Ihre Hundetrainer-Sprechstunde

Unser Hund ist total fixiert auf sein Frauchen

Thema: Allgemeines
jenny schrieb am 24.11.2014
Angaben zum Hund: Australien Shepard - Pudel - Mischling, männlich, nicht kastriert, Alter 1-5 Jahre

Unser Hund ist an für sich ein klasse Hund.
Er hört aufs Wort und ist einfach super lieb, interessiert und lernwillig.

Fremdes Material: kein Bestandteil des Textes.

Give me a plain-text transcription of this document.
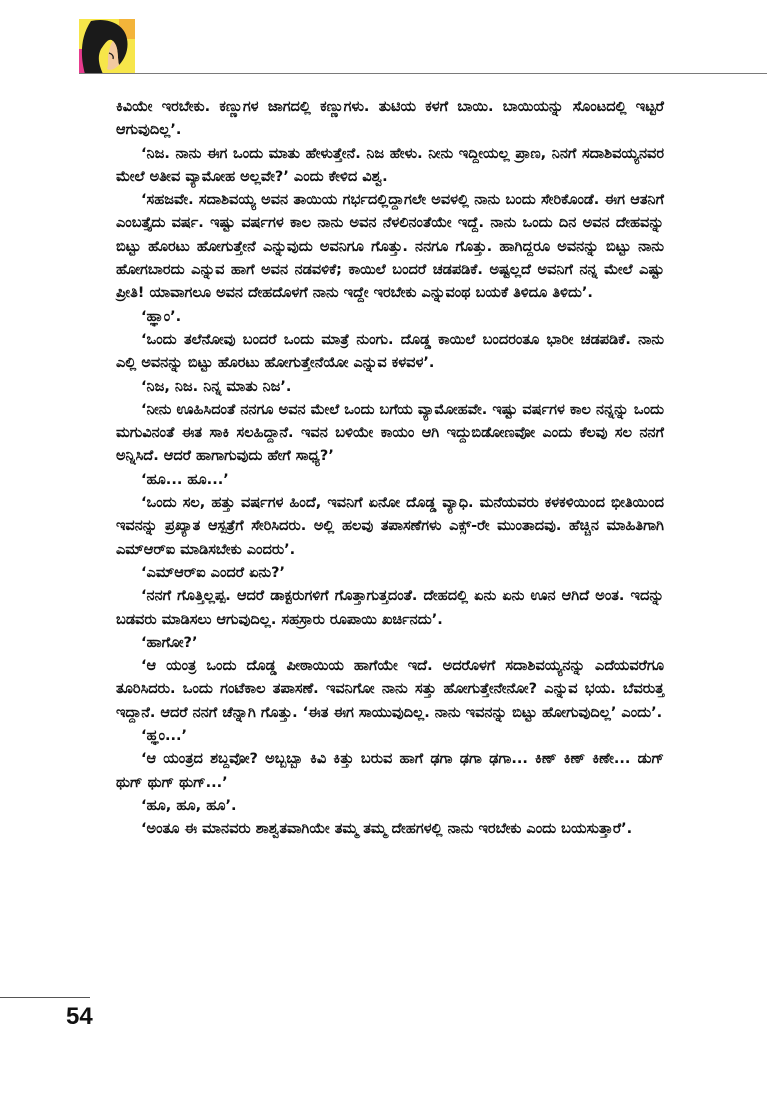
ಕಿವಿಯೇ ಇರಬೇಕು. ಕಣ್ಣುಗಳ ಜಾಗದಲ್ಲಿ ಕಣ್ಣುಗಳು. ತುಟಿಯ ಕಳಗೆ ಬಾಯಿ. ಬಾಯಿಯನ್ನು ಸೊಂಟದಲ್ಲಿ ಇಟ್ಟರೆ ಆಗುವುದಿಲ್ಲ’.

‘ನಿಜ. ನಾನು ಈಗ ಒಂದು ಮಾತು ಹೇಳುತ್ತೇನೆ. ನಿಜ ಹೇಳು. ನೀನು ಇದ್ದೀಯಲ್ಲ ಪ್ರಾಣ, ನಿನಗೆ ಸದಾಶಿವಯ್ಯನವರ ಮೇಲೆ ಅತೀವ ವ್ಯಾಮೋಹ ಅಲ್ಲವೇ?’ ಎಂದು ಕೇಳಿದ ವಿಶ್ವ.

‘ಸಹಜವೇ. ಸದಾಶಿವಯ್ಯ ಅವನ ತಾಯಿಯ ಗರ್ಭದಲ್ಲಿದ್ದಾಗಲೇ ಅವಳಲ್ಲಿ ನಾನು ಬಂದು ಸೇರಿಕೊಂಡೆ. ಈಗ ಆತನಿಗೆ ಎಂಬತ್ತೈದು ವರ್ಷ. ಇಷ್ಟು ವರ್ಷಗಳ ಕಾಲ ನಾನು ಅವನ ನೆಳಲಿನಂತೆಯೇ ಇದ್ದೆ. ನಾನು ಒಂದು ದಿನ ಅವನ ದೇಹವನ್ನು ಬಿಟ್ಟು ಹೊರಟು ಹೋಗುತ್ತೇನೆ ಎನ್ನುವುದು ಅವನಿಗೂ ಗೊತ್ತು. ನನಗೂ ಗೊತ್ತು. ಹಾಗಿದ್ದರೂ ಅವನನ್ನು ಬಿಟ್ಟು ನಾನು ಹೋಗಬಾರದು ಎನ್ನುವ ಹಾಗೆ ಅವನ ನಡವಳಿಕೆ; ಕಾಯಿಲೆ ಬಂದರೆ ಚಡಪಡಿಕೆ. ಅಷ್ಟಲ್ಲದೆ ಅವನಿಗೆ ನನ್ನ ಮೇಲೆ ಎಷ್ಟು ಪ್ರೀತಿ! ಯಾವಾಗಲೂ ಅವನ ದೇಹದೊಳಗೆ ನಾನು ಇದ್ದೇ ಇರಬೇಕು ಎನ್ನುವಂಥ ಬಯಕೆ ತಿಳಿದೂ ತಿಳಿದು’.

‘ಹ್ಞಾಂ’.

‘ಒಂದು ತಲೆನೋವು ಬಂದರೆ ಒಂದು ಮಾತ್ರೆ ನುಂಗು. ದೊಡ್ಡ ಕಾಯಿಲೆ ಬಂದರಂತೂ ಭಾರೀ ಚಡಪಡಿಕೆ. ನಾನು ಎಲ್ಲಿ ಅವನನ್ನು ಬಿಟ್ಟು ಹೊರಟು ಹೋಗುತ್ತೇನೆಯೋ ಎನ್ನುವ ಕಳವಳ’.

‘ನಿಜ, ನಿಜ. ನಿನ್ನ ಮಾತು ನಿಜ’.

‘ನೀನು ಊಹಿಸಿದಂತೆ ನನಗೂ ಅವನ ಮೇಲೆ ಒಂದು ಬಗೆಯ ವ್ಯಾಮೋಹವೇ. ಇಷ್ಟು ವರ್ಷಗಳ ಕಾಲ ನನ್ನನ್ನು ಒಂದು ಮಗುವಿನಂತೆ ಈತ ಸಾಕಿ ಸಲಹಿದ್ದಾನೆ. ಇವನ ಬಳಿಯೇ ಕಾಯಂ ಆಗಿ ಇದ್ದುಬಿಡೋಣವೋ ಎಂದು ಕೆಲವು ಸಲ ನನಗೆ ಅನ್ನಿಸಿದೆ. ಆದರೆ ಹಾಗಾಗುವುದು ಹೇಗೆ ಸಾಧ್ಯ?’

‘ಹೂ... ಹೂ...’

‘ಒಂದು ಸಲ, ಹತ್ತು ವರ್ಷಗಳ ಹಿಂದೆ, ಇವನಿಗೆ ಏನೋ ದೊಡ್ಡ ವ್ಯಾಧಿ. ಮನೆಯವರು ಕಳಕಳಿಯಿಂದ ಭೀತಿಯಿಂದ ಇವನನ್ನು ಪ್ರಖ್ಯಾತ ಆಸ್ಪತ್ರೆಗೆ ಸೇರಿಸಿದರು. ಅಲ್ಲಿ ಹಲವು ತಪಾಸಣೆಗಳು ಎಕ್ಸ್-ರೇ ಮುಂತಾದವು. ಹೆಚ್ಚಿನ ಮಾಹಿತಿಗಾಗಿ ಎಮ್‌ಆರ್‌ಐ ಮಾಡಿಸಬೇಕು ಎಂದರು’.

‘ಎಮ್‌ಆರ್‌ಐ ಎಂದರೆ ಏನು?’

‘ನನಗೆ ಗೊತ್ತಿಲ್ಲಪ್ಪ. ಆದರೆ ಡಾಕ್ಟರುಗಳಿಗೆ ಗೊತ್ತಾಗುತ್ತದಂತೆ. ದೇಹದಲ್ಲಿ ಏನು ಏನು ಊನ ಆಗಿದೆ ಅಂತ. ಇದನ್ನು ಬಡವರು ಮಾಡಿಸಲು ಆಗುವುದಿಲ್ಲ. ಸಹಸ್ರಾರು ರೂಪಾಯಿ ಖರ್ಚಿನದು’.

‘ಹಾಗೋ?’

‘ಆ ಯಂತ್ರ ಒಂದು ದೊಡ್ಡ ಪೀಠಾಯಿಯ ಹಾಗೆಯೇ ಇದೆ. ಅದರೊಳಗೆ ಸದಾಶಿವಯ್ಯನನ್ನು ಎದೆಯವರೆಗೂ ತೂರಿಸಿದರು. ಒಂದು ಗಂಟೆಕಾಲ ತಪಾಸಣೆ. ಇವನಿಗೋ ನಾನು ಸತ್ತು ಹೋಗುತ್ತೇನೇನೋ? ಎನ್ನುವ ಭಯ. ಬೆವರುತ್ತ ಇದ್ದಾನೆ. ಆದರೆ ನನಗೆ ಚೆನ್ನಾಗಿ ಗೊತ್ತು. ‘ಈತ ಈಗ ಸಾಯುವುದಿಲ್ಲ. ನಾನು ಇವನನ್ನು ಬಿಟ್ಟು ಹೋಗುವುದಿಲ್ಲ’ ಎಂದು’.

‘ಹ್ಞಂ...’

‘ಆ ಯಂತ್ರದ ಶಬ್ದವೋ? ಅಬ್ಬಬ್ಬಾ ಕಿವಿ ಕಿತ್ತು ಬರುವ ಹಾಗೆ ಢಗಾ ಢಗಾ ಢಗಾ... ಕಿಣ್ ಕಿಣ್ ಕಿಣೇ... ಡುಗ್ ಥುಗ್ ಥುಗ್ ಥುಗ್...’

‘ಹೂ, ಹೂ, ಹೂ’.

‘ಅಂತೂ ಈ ಮಾನವರು ಶಾಶ್ವತವಾಗಿಯೇ ತಮ್ಮ ತಮ್ಮ ದೇಹಗಳಲ್ಲಿ ನಾನು ಇರಬೇಕು ಎಂದು ಬಯಸುತ್ತಾರೆ’.

54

ABER er ist total fixiert auf unsere Mutter. Sie ist die die immer mit ihm spazieren geht, die ihn füttert, die mit ihm zum Hundetraining geht und die abends bei ihm ist. (Ich selbst wohne nicht mehr zu Hause, bin aber alle zwei Wochenende da, mein Bruder und mein Vater sind zu Hause) Wenn man mit ihm spazieren gehen möchte, wenn sie zu Hause ist muss man ihn regelrecht mitziehen und er reißt sich sogar aus seinem Halsband raus. Er weint solange bis man aus Sichtweite des Hauses ist. Danach geht es und man kann ihn dann auch super frei laufen lassen, ohne dass er nach Hause rennt. Aber sobald es wieder Richtung Heimat geht zieht er wieder und grüßt meine Mutter, als hätte er sie 3 Jahre nicht mehr gesehen. Genau so ist es, wenn man ein bisschen zeckert. Wenn meine Mutter und ich uns kabbeln wird er richtig böse und geht dazwischen. Er hat zwar noch nicht zugebissen, aber er wird doch ziemlich motzig mit ihrem Gegenüber.

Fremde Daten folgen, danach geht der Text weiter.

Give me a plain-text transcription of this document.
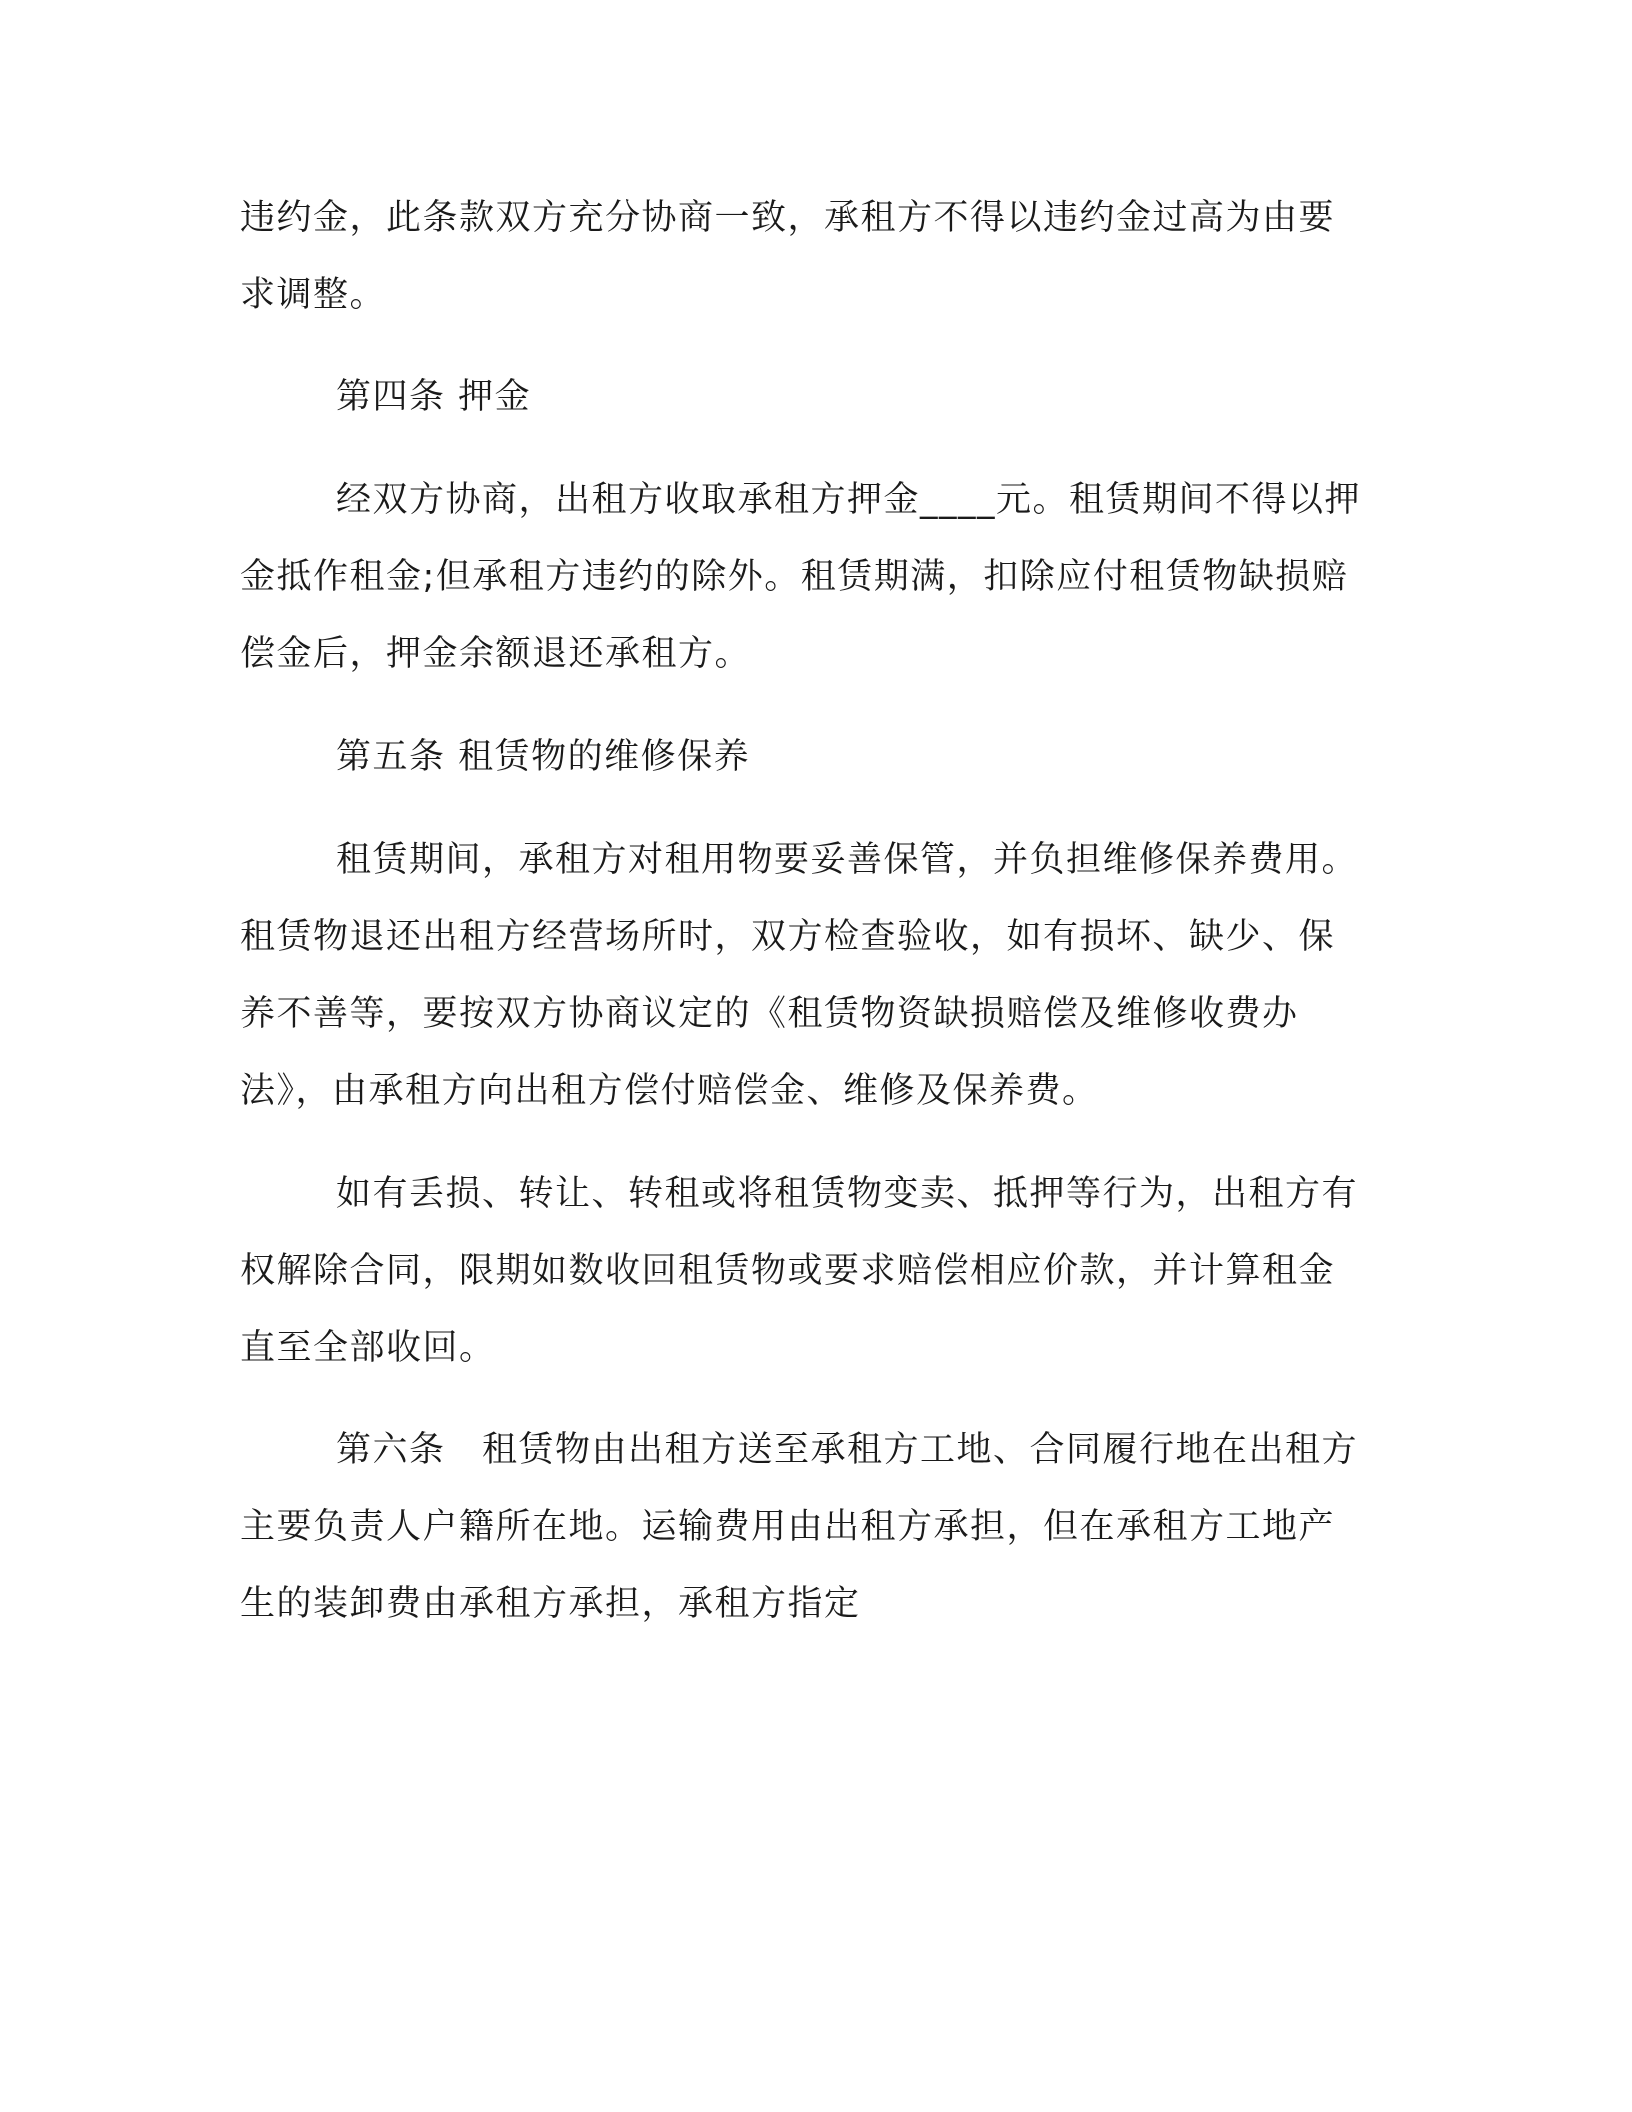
违约金，此条款双方充分协商一致，承租方不得以违约金过高为由要
求调整。
第四条 押金
经双方协商，出租方收取承租方押金____元。租赁期间不得以押
金抵作租金;但承租方违约的除外。租赁期满，扣除应付租赁物缺损赔
偿金后，押金余额退还承租方。
第五条 租赁物的维修保养
租赁期间，承租方对租用物要妥善保管，并负担维修保养费用。
租赁物退还出租方经营场所时，双方检查验收，如有损坏、缺少、保
养不善等，要按双方协商议定的《租赁物资缺损赔偿及维修收费办
法》，由承租方向出租方偿付赔偿金、维修及保养费。
如有丢损、转让、转租或将租赁物变卖、抵押等行为，出租方有
权解除合同，限期如数收回租赁物或要求赔偿相应价款，并计算租金
直至全部收回。
第六条　租赁物由出租方送至承租方工地、合同履行地在出租方
主要负责人户籍所在地。运输费用由出租方承担，但在承租方工地产
生的装卸费由承租方承担，承租方指定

Er folgt ihr auf Schritt und Tritt. Wenn man mit ihm auf der Couch sitzt und meine Mutter aufsteht um ins Bad zu gehen, hängt er sofort dahinter und wartet vor der Tür, bis sie wieder draußen ist. Wenn sie einen Tag nicht zu Hause ist, liegt er immer auf dem selben Platz und wartet auf sie. Wie es jetzt ist, wenn niemand zuHause ist weiß ich nicht,. aber ich kann mir vorstellen, dass er dann viel weint.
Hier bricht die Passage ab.